@Kennebec_Captain that’s interesting. Our last time in Tasman Sea we got hit with this:
Computer models have been picking for days a rapidly forming low in the Tasman Sea this Thursday, Friday and Saturday which may become defined as a “weather bomb” says WeatherWatch.co.nz.
The term “weather bomb” relates specifically to a low pressure system that drops 24hPa in 24 hours. “It’s the weather equivalent of having a tyre blow out” says head weather analyst Philip Duncan. “The air pressure plummets and conditions quickly become unstable”.
Some media outlets incorrectly use the weather bomb term to describe any stormy weather however it should only be used to describe this rapid deepening of a low pressure system.
Weather bombs in New Zealand tend to cause isolated but severe damage. A weather bomb in Patea, South Taranaki, back in March caused extensive damage as hurricane force winds blew out roofs, walls and toppled trees - however only slightly further north winds remained light. “These weather bombs tends to have the severe gales, or hurricane force winds, right near the centre, just like tropical cyclones. So the further away from the centre you are, the lighter the winds usually”.

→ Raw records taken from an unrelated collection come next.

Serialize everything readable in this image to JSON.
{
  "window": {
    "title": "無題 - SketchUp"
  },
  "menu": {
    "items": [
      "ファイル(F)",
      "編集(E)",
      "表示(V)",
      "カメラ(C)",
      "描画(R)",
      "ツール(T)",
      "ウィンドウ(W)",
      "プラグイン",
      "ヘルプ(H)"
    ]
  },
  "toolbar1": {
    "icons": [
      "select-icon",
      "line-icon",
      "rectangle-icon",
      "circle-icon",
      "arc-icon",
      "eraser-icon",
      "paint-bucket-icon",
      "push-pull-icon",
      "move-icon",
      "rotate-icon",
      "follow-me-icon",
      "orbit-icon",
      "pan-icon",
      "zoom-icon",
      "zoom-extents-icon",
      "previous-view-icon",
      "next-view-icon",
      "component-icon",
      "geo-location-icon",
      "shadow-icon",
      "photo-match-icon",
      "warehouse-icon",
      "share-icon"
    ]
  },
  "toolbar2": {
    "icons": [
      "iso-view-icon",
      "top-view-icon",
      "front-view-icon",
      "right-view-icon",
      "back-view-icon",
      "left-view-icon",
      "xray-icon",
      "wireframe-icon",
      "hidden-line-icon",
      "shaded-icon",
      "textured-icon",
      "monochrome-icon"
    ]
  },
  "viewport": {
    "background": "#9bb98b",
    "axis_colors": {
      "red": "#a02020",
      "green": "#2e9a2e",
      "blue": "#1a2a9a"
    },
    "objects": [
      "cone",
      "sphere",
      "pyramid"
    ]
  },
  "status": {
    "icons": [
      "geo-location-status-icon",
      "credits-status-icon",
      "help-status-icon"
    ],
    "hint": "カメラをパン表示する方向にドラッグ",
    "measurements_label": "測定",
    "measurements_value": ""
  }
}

So what are the chances of this low reaching this criteria? Mr Duncan says fairly high at this stage. “The models we’re looking at show the air pressure dropping from around 1000hPa on Thursday evening to 976hPa on Friday morning, possibly lower”.

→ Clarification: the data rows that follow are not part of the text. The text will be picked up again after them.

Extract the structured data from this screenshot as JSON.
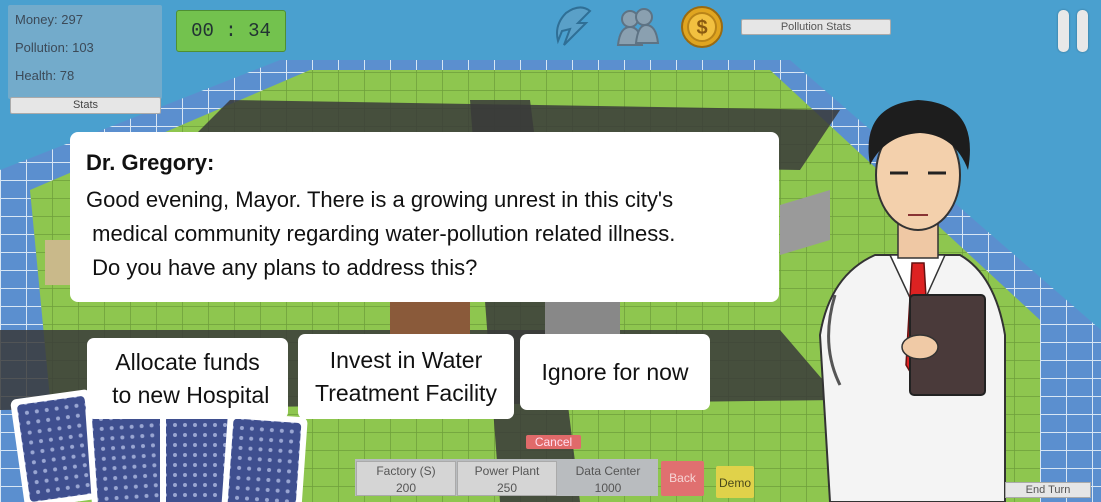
{
  "stats": {
    "money": "Money: 297",
    "pollution": "Pollution: 103",
    "health": "Health: 78",
    "stats_button": "Stats"
  },
  "timer": "00 : 34",
  "top_bar": {
    "icons": [
      "lightning-icon",
      "people-icon",
      "coin-icon"
    ],
    "pollution_stats_button": "Pollution Stats"
  },
  "dialog": {
    "speaker": "Dr. Gregory:",
    "message": "Good evening, Mayor. There is a growing unrest in this city's\n medical community regarding water-pollution related illness.\n Do you have any plans to address this?"
  },
  "choices": [
    {
      "label": "Allocate funds\n to new Hospital"
    },
    {
      "label": "Invest in Water\nTreatment Facility"
    },
    {
      "label": "Ignore for now"
    }
  ],
  "cancel_label": "Cancel",
  "shop": {
    "items": [
      {
        "name": "Factory (S)",
        "cost": "200"
      },
      {
        "name": "Power Plant",
        "cost": "250"
      },
      {
        "name": "Data Center",
        "cost": "1000"
      }
    ],
    "back_label": "Back",
    "demo_label": "Demo"
  },
  "end_turn_label": "End Turn",
  "colors": {
    "sky": "#4aa0cf",
    "timer_green": "#73c24e",
    "cancel_red": "#e06a6a",
    "demo_yellow": "#e0d24a"
  }
}
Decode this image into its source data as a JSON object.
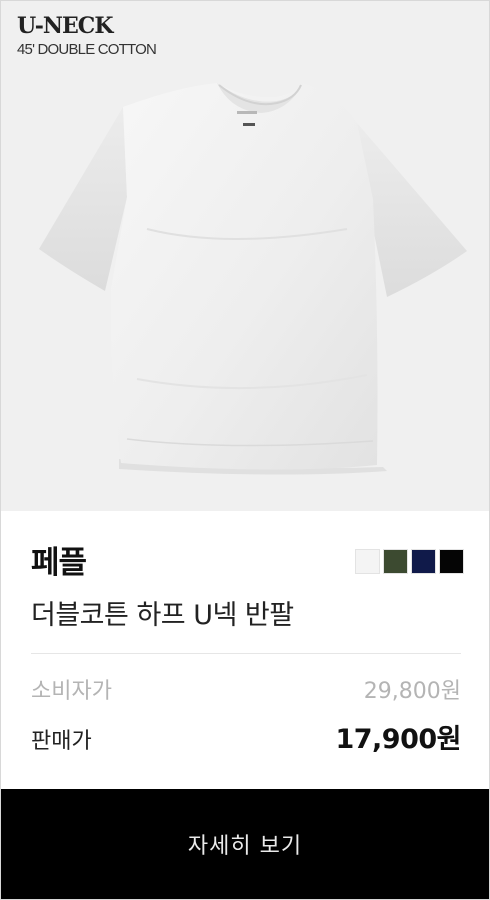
{
  "hero": {
    "title": "U-NECK",
    "subtitle": "45' DOUBLE COTTON",
    "image_label": "white t-shirt"
  },
  "product": {
    "brand": "페플",
    "name": "더블코튼 하프 U넥 반팔",
    "swatches": [
      {
        "name": "white",
        "color": "#f4f4f4"
      },
      {
        "name": "olive",
        "color": "#3c4a30"
      },
      {
        "name": "navy",
        "color": "#101a4a"
      },
      {
        "name": "black",
        "color": "#050505"
      }
    ]
  },
  "pricing": {
    "retail_label": "소비자가",
    "retail_price": "29,800원",
    "sale_label": "판매가",
    "sale_price": "17,900원"
  },
  "cta": {
    "label": "자세히 보기"
  }
}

The low is expected to generate big seas on the western coastline, torrential rain for the West Coast and severe west to north west gales for eastern and central New Zealand.

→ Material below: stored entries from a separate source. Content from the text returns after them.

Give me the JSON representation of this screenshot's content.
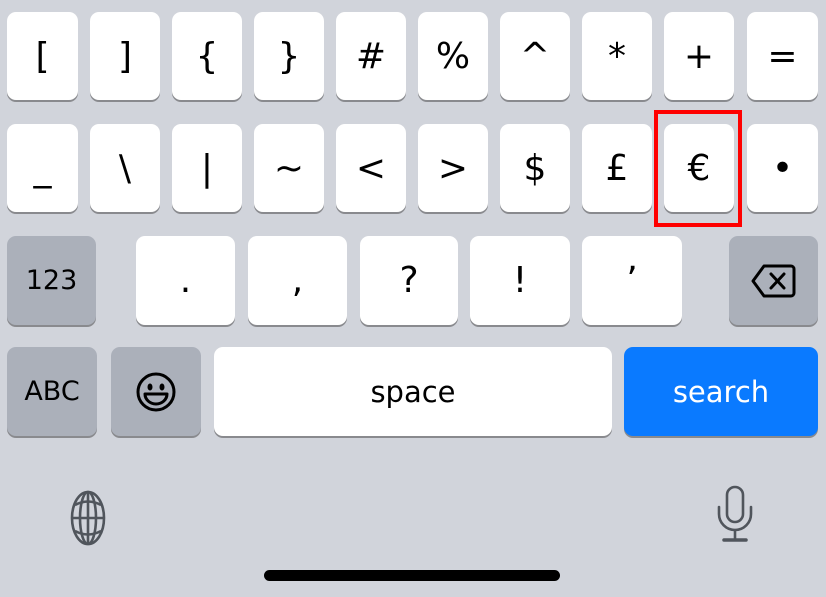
{
  "keyboard": {
    "row1": [
      "[",
      "]",
      "{",
      "}",
      "#",
      "%",
      "^",
      "*",
      "+",
      "="
    ],
    "row2": [
      "_",
      "\\",
      "|",
      "~",
      "<",
      ">",
      "$",
      "£",
      "€",
      "•"
    ],
    "row3": {
      "mode_key": "123",
      "keys": [
        ".",
        ",",
        "?",
        "!",
        "’"
      ],
      "delete_icon": "delete-backspace-icon"
    },
    "row4": {
      "abc_key": "ABC",
      "emoji_icon": "emoji-smiley-icon",
      "space_label": "space",
      "action_label": "search"
    },
    "bottom": {
      "globe_icon": "globe-icon",
      "mic_icon": "microphone-icon"
    },
    "highlighted_key": "€",
    "colors": {
      "background": "#d1d4db",
      "key": "#ffffff",
      "function_key": "#abb0ba",
      "action_key": "#0a7aff",
      "highlight": "#ff0000"
    }
  }
}
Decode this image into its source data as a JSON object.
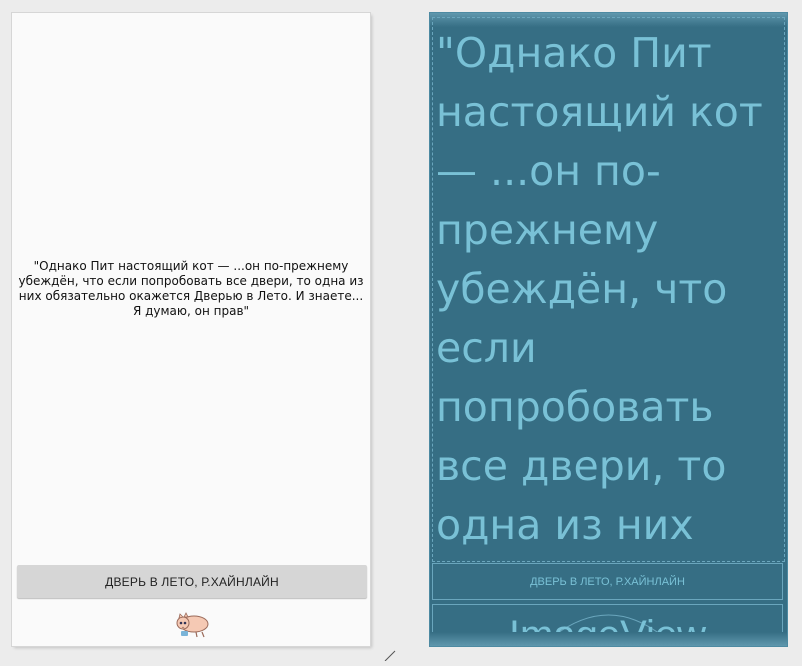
{
  "preview": {
    "quote": "\"Однако Пит настоящий кот — ...он по-прежнему убеждён, что если попробовать все двери, то одна из них обязательно окажется Дверью в Лето. И знаете... Я думаю, он прав\"",
    "button_label": "ДВЕРЬ В ЛЕТО, Р.ХАЙНЛАЙН",
    "image_icon": "cat-icon"
  },
  "blueprint": {
    "quote": "\"Однако Пит настоящий кот — ...он по-прежнему убеждён, что если попробовать все двери, то одна из них",
    "button_label": "ДВЕРЬ В ЛЕТО, Р.ХАЙНЛАЙН",
    "image_label": "ImageView"
  },
  "colors": {
    "preview_background": "#fafafa",
    "preview_button": "#d6d6d6",
    "blueprint_background": "#366e84",
    "blueprint_text": "#79c1d6",
    "blueprint_outline": "#6aa6bd"
  }
}
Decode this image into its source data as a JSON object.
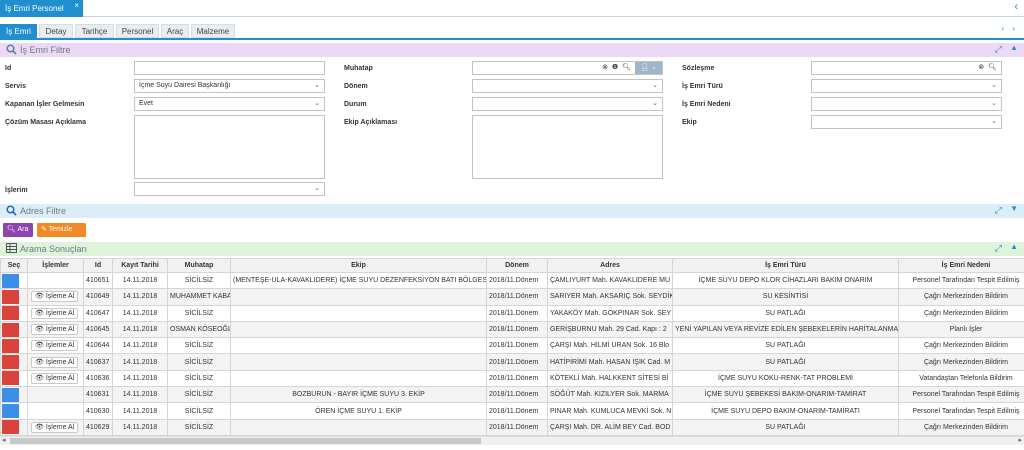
{
  "window": {
    "tab_title": "İş Emri Personel",
    "close": "×",
    "nav_arrows": "‹"
  },
  "subtabs": [
    "İş Emri",
    "Detay",
    "Tarihçe",
    "Personel",
    "Araç",
    "Malzeme"
  ],
  "subtab_nav": "‹ ›",
  "filter_section": {
    "title": "İş Emri Filtre",
    "col1": {
      "id_label": "Id",
      "id_value": "",
      "servis_label": "Servis",
      "servis_value": "İçme Suyu Dairesi Başkanlığı",
      "kapanan_label": "Kapanan İşler Gelmesin",
      "kapanan_value": "Evet",
      "cozum_label": "Çözüm Masası Açıklama",
      "cozum_value": "",
      "islerim_label": "İşlerim",
      "islerim_value": ""
    },
    "col2": {
      "muhatap_label": "Muhatap",
      "muhatap_value": "",
      "donem_label": "Dönem",
      "donem_value": "",
      "durum_label": "Durum",
      "durum_value": "",
      "ekip_aciklama_label": "Ekip Açıklaması",
      "ekip_aciklama_value": ""
    },
    "col3": {
      "sozlesme_label": "Sözleşme",
      "sozlesme_value": "",
      "isemri_turu_label": "İş Emri Türü",
      "isemri_turu_value": "",
      "isemri_nedeni_label": "İş Emri Nedeni",
      "isemri_nedeni_value": "",
      "ekip_label": "Ekip",
      "ekip_value": ""
    }
  },
  "address_section": {
    "title": "Adres Filtre"
  },
  "buttons": {
    "ara": "Ara",
    "temizle": "Temizle"
  },
  "results_section": {
    "title": "Arama Sonuçları"
  },
  "table": {
    "columns": [
      "Seç",
      "İşlemler",
      "Id",
      "Kayıt Tarihi",
      "Muhatap",
      "Ekip",
      "Dönem",
      "Adres",
      "İş Emri Türü",
      "İş Emri Nedeni"
    ],
    "rows": [
      {
        "sel": "blue",
        "action": "",
        "id": "410651",
        "date": "14.11.2018",
        "muhatap": "SİCİLSİZ",
        "ekip": "(MENTEŞE-ULA-KAVAKLIDERE) İÇME SUYU DEZENFEKSİYON BATI BÖLGESİ",
        "donem": "2018/11.Dönem",
        "adres": "ÇAMLIYURT Mah. KAVAKLIDERE MU",
        "tur": "İÇME SUYU DEPO KLOR CİHAZLARI BAKIM ONARIM",
        "neden": "Personel Tarafından Tespit Edilmiş"
      },
      {
        "sel": "red",
        "action": "İşleme Al",
        "id": "410649",
        "date": "14.11.2018",
        "muhatap": "MUHAMMET KABA",
        "ekip": "",
        "donem": "2018/11.Dönem",
        "adres": "SARIYER Mah. AKSARIÇ Sok. SEYDİK",
        "tur": "SU KESİNTİSİ",
        "neden": "Çağrı Merkezinden Bildirim"
      },
      {
        "sel": "red",
        "action": "İşleme Al",
        "id": "410647",
        "date": "14.11.2018",
        "muhatap": "SİCİLSİZ",
        "ekip": "",
        "donem": "2018/11.Dönem",
        "adres": "YAKAKÖY Mah. GÖKPINAR Sok. SEY",
        "tur": "SU PATLAĞI",
        "neden": "Çağrı Merkezinden Bildirim"
      },
      {
        "sel": "red",
        "action": "İşleme Al",
        "id": "410645",
        "date": "14.11.2018",
        "muhatap": "OSMAN KÖSEOĞLU",
        "ekip": "",
        "donem": "2018/11.Dönem",
        "adres": "GERİŞBURNU Mah. 29 Cad. Kapı : 2",
        "tur": "YENİ YAPILAN VEYA REVİZE EDİLEN ŞEBEKELERİN HARİTALANMASI",
        "neden": "Planlı İşler"
      },
      {
        "sel": "red",
        "action": "İşleme Al",
        "id": "410644",
        "date": "14.11.2018",
        "muhatap": "SİCİLSİZ",
        "ekip": "",
        "donem": "2018/11.Dönem",
        "adres": "ÇARŞI Mah. HİLMİ URAN Sok. 16 Blo",
        "tur": "SU PATLAĞI",
        "neden": "Çağrı Merkezinden Bildirim"
      },
      {
        "sel": "red",
        "action": "İşleme Al",
        "id": "410637",
        "date": "14.11.2018",
        "muhatap": "SİCİLSİZ",
        "ekip": "",
        "donem": "2018/11.Dönem",
        "adres": "HATİPİRİMİ Mah. HASAN IŞIK Cad. M",
        "tur": "SU PATLAĞI",
        "neden": "Çağrı Merkezinden Bildirim"
      },
      {
        "sel": "red",
        "action": "İşleme Al",
        "id": "410636",
        "date": "14.11.2018",
        "muhatap": "SİCİLSİZ",
        "ekip": "",
        "donem": "2018/11.Dönem",
        "adres": "KÖTEKLİ Mah. HALKKENT SİTESİ Bİ",
        "tur": "İÇME SUYU KOKU-RENK-TAT PROBLEMİ",
        "neden": "Vatandaştan Telefonla Bildirim"
      },
      {
        "sel": "blue",
        "action": "",
        "id": "410631",
        "date": "14.11.2018",
        "muhatap": "SİCİLSİZ",
        "ekip": "BOZBURUN - BAYIR İÇME SUYU 3. EKİP",
        "donem": "2018/11.Dönem",
        "adres": "SÖĞÜT Mah. KIZILYER Sok. MARMA",
        "tur": "İÇME SUYU ŞEBEKESİ BAKIM-ONARIM-TAMİRAT",
        "neden": "Personel Tarafından Tespit Edilmiş"
      },
      {
        "sel": "blue",
        "action": "",
        "id": "410630",
        "date": "14.11.2018",
        "muhatap": "SİCİLSİZ",
        "ekip": "ÖREN İÇME SUYU 1. EKİP",
        "donem": "2018/11.Dönem",
        "adres": "PINAR Mah. KUMLUCA MEVKİ Sok. N",
        "tur": "İÇME SUYU DEPO BAKIM-ONARIM-TAMİRATI",
        "neden": "Personel Tarafından Tespit Edilmiş"
      },
      {
        "sel": "red",
        "action": "İşleme Al",
        "id": "410629",
        "date": "14.11.2018",
        "muhatap": "SİCİLSİZ",
        "ekip": "",
        "donem": "2018/11.Dönem",
        "adres": "ÇARŞI Mah. DR. ALİM BEY Cad. BOD",
        "tur": "SU PATLAĞI",
        "neden": "Çağrı Merkezinden Bildirim"
      }
    ]
  },
  "colors": {
    "primary": "#1f8fd0",
    "red": "#d9433b",
    "blue": "#3d8ee6",
    "purple": "#8e44ad",
    "orange": "#f08a24"
  }
}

“We still have to wait another day or two to confirm but no matter how you look at it, it seems likely a nasty low will develop in the Tasman Sea overnight Thursday and into Friday - then weaken across the weekend as it passes over New Zealand”.
WeatherWatch.co.nz will monitor the low and bring you daily updates.
All these years never heard this term “weather bomb” but it was a real thriller wind-wise. Had to skidattle up out of the way for awhile.